Most competition judges have an oft-repeated mantra. Eddie Hyde came clean right at the start about his: the best images are the simplest ones, pictures that are no more complicated than they need be. As we soon realised, this is what drove his judging. During the course of the evening he gave so much good advice that we didn’t notice we were running out of time. Heavy vignettes seemed to be very popular with entrants this time – just a bit too heavy in most cases: less sometimes is more!

The Level 1 winnerwas Kevin Brookes, with his ‘Barn Owl’ image. The judge felt this was ‘beautifully simple, very strong and very striking’. He loved the fact that it was ‘lovely and sharp’ and had ‘fantastic catch lights in the eyes’. 


Kevin Brookes said this about his winning entry:

I took this photograph during a visit to a falconry centre about five years ago, since when it has sat in my computer. Despite several revisits I could never quite get the picture that I felt was there. Having not entered a monochrome competition since last March, and feeling a little left out, I decided to experiment converting the Barn Owl into a B&W picture.
The original photo was shot with a Canon 400D with kit lens, exposure: f6.7 at 1/180sec; ISO 400.
The conversion to B&W was carried out in Photoshop Elements. It was heavily cropped and there was some tinkering with the lighting controls, (I cannot remember what, simply played with sliders until I was happy with the result). It was just an experiment. Submitted in hope.
On the night It was eventually up against three very good landscapes, and I was stunned when it was given top spot. I am now going through my collection with renewed enthusiasm to see if I have any more pictures worth ‘experimenting’ with.
I don’t have any particular favourite subjects but I am drawn toward landscapes and animals, (providing they stay in frame long enough).

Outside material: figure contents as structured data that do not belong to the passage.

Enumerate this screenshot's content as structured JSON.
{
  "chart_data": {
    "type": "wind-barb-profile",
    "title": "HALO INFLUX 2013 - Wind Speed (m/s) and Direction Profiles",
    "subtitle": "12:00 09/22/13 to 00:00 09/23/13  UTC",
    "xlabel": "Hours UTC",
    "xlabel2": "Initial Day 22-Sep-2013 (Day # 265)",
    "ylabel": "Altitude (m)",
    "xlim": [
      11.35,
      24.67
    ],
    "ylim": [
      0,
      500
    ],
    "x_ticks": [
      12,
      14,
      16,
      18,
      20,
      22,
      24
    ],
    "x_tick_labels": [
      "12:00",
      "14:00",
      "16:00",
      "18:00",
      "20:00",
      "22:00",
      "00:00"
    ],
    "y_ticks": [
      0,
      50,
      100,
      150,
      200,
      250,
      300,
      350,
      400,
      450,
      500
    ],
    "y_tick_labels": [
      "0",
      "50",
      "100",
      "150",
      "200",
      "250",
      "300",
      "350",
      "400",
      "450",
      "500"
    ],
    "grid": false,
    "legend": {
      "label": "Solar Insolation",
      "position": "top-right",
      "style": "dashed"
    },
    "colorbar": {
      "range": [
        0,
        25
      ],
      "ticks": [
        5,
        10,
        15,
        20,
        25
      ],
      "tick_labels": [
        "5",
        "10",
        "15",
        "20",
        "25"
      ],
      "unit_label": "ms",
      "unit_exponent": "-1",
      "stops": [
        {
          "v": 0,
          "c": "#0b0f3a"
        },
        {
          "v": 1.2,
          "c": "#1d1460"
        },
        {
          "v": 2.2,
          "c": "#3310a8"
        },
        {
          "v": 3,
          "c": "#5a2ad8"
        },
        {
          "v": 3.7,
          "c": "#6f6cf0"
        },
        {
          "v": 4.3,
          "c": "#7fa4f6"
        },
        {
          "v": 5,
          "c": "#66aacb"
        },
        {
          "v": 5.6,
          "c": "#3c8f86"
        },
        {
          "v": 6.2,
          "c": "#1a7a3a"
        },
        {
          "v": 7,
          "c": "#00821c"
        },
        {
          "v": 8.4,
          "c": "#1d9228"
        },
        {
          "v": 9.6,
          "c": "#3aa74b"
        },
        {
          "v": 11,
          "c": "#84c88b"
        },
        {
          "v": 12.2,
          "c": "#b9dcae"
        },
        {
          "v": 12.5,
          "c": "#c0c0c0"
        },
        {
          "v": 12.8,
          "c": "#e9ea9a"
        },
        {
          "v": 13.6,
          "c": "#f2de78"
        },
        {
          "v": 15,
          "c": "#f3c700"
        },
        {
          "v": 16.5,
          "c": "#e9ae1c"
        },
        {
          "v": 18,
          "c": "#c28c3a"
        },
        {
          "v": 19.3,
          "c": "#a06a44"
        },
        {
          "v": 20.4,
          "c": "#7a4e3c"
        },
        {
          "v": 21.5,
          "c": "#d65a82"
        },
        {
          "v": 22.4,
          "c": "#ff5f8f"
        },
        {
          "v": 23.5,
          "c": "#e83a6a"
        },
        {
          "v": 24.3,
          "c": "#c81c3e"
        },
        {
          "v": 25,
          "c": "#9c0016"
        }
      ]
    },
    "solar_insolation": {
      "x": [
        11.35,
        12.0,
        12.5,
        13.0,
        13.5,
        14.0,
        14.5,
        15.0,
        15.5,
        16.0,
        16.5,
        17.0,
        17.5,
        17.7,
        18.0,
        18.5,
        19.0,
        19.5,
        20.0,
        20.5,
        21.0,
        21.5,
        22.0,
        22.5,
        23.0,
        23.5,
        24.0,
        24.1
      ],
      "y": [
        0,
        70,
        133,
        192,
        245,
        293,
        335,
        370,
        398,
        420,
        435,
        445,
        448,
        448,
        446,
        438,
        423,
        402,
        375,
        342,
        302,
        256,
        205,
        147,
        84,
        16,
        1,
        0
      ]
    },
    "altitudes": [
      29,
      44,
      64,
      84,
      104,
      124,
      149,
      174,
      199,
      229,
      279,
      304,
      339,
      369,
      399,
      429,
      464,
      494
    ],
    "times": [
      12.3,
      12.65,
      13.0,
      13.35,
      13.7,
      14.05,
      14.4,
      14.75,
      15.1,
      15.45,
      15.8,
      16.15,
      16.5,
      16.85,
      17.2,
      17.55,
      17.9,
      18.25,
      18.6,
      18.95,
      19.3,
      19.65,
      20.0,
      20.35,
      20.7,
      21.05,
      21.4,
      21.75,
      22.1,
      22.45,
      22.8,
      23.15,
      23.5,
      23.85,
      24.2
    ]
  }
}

The Level 2 winner was Graham Simms, with his ‘Lakeland Fence’ image. The judge especially liked the ‘lovely moody sky… acting as a frame to the fence’. He felt this was a ‘nice and simple’ image – a ‘very effective piece of landscape photography’. 


Graham Simms said this about his winning entry:

I liked the graphics of the fence jutting into the lake, particularly with the side lighting. It was in November at about midday; the sun was not particularly high. I was set up in the lake, in about 2 feet of water, to get the perspective I was after.

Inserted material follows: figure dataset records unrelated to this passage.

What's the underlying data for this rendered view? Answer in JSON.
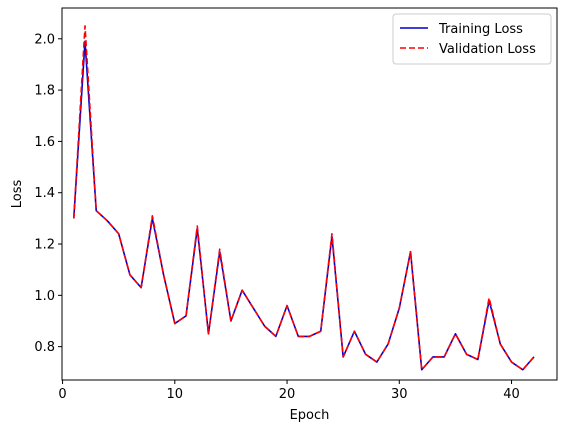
{
  "chart_data": {
    "type": "line",
    "title": "",
    "xlabel": "Epoch",
    "ylabel": "Loss",
    "xlim": [
      -0.05,
      44.05
    ],
    "ylim": [
      0.67,
      2.12
    ],
    "xticks": [
      0,
      10,
      20,
      30,
      40
    ],
    "xtick_labels": [
      "0",
      "10",
      "20",
      "30",
      "40"
    ],
    "yticks": [
      0.8,
      1.0,
      1.2,
      1.4,
      1.6,
      1.8,
      2.0
    ],
    "ytick_labels": [
      "0.8",
      "1.0",
      "1.2",
      "1.4",
      "1.6",
      "1.8",
      "2.0"
    ],
    "grid": false,
    "legend_position": "top-right",
    "x": [
      1,
      2,
      3,
      4,
      5,
      6,
      7,
      8,
      9,
      10,
      11,
      12,
      13,
      14,
      15,
      16,
      17,
      18,
      19,
      20,
      21,
      22,
      23,
      24,
      25,
      26,
      27,
      28,
      29,
      30,
      31,
      32,
      33,
      34,
      35,
      36,
      37,
      38,
      39,
      40,
      41,
      42
    ],
    "series": [
      {
        "name": "Training Loss",
        "color": "#0000cc",
        "style": "solid",
        "values": [
          1.3,
          1.99,
          1.33,
          1.29,
          1.24,
          1.08,
          1.03,
          1.3,
          1.08,
          0.89,
          0.92,
          1.26,
          0.85,
          1.17,
          0.9,
          1.02,
          0.95,
          0.88,
          0.84,
          0.96,
          0.84,
          0.84,
          0.86,
          1.23,
          0.76,
          0.86,
          0.77,
          0.74,
          0.81,
          0.95,
          1.17,
          0.71,
          0.76,
          0.76,
          0.85,
          0.77,
          0.75,
          0.98,
          0.81,
          0.74,
          0.71,
          0.76
        ]
      },
      {
        "name": "Validation Loss",
        "color": "#ff0000",
        "style": "dashed",
        "values": [
          1.3,
          2.05,
          1.33,
          1.29,
          1.24,
          1.08,
          1.03,
          1.31,
          1.08,
          0.89,
          0.92,
          1.27,
          0.85,
          1.18,
          0.9,
          1.02,
          0.95,
          0.88,
          0.84,
          0.96,
          0.84,
          0.84,
          0.86,
          1.24,
          0.76,
          0.86,
          0.77,
          0.74,
          0.81,
          0.95,
          1.17,
          0.71,
          0.76,
          0.76,
          0.85,
          0.77,
          0.75,
          0.99,
          0.81,
          0.74,
          0.71,
          0.76
        ]
      }
    ]
  }
}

It was taken on a Nikon D7500 with a 16-80 at 20mm, f/16, ISO 100 and 6.0 secs, with a little stopper (6 stops) to remove any distraction of small waves on the surface and to get some movement in the clouds.

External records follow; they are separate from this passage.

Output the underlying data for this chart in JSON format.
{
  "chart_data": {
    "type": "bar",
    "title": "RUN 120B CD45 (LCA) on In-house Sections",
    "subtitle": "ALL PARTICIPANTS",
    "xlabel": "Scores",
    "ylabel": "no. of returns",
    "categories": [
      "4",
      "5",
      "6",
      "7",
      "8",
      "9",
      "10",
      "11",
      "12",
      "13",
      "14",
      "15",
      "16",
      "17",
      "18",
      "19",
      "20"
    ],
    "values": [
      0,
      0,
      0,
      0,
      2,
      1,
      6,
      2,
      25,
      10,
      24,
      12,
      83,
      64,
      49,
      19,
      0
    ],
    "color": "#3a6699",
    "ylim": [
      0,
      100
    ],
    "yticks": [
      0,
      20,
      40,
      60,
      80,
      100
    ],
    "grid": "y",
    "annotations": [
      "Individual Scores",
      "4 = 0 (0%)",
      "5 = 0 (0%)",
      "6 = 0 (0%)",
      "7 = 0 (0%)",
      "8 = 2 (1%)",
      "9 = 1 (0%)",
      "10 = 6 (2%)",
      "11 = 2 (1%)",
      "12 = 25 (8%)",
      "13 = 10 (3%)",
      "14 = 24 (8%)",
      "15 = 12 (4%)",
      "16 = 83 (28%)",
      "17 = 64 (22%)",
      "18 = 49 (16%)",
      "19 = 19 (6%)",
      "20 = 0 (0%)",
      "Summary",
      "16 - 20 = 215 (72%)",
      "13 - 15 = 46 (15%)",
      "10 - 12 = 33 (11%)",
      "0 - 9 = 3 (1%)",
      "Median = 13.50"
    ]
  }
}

The image was post processed in LR to crop (cropped about 25% from the left. The right not cropped) and I put a gradient on the top half to darken the clouds and hill. It was than ‘refined’ using Silver Efex 2 to bring out the detail in the fence rails and dry stone wall by sharpening using control points.

I don’t really have a favourite subject but tend to stick to landscapes as you are less likely to offend people, which is my worry with street photography, which I would like to do much more of.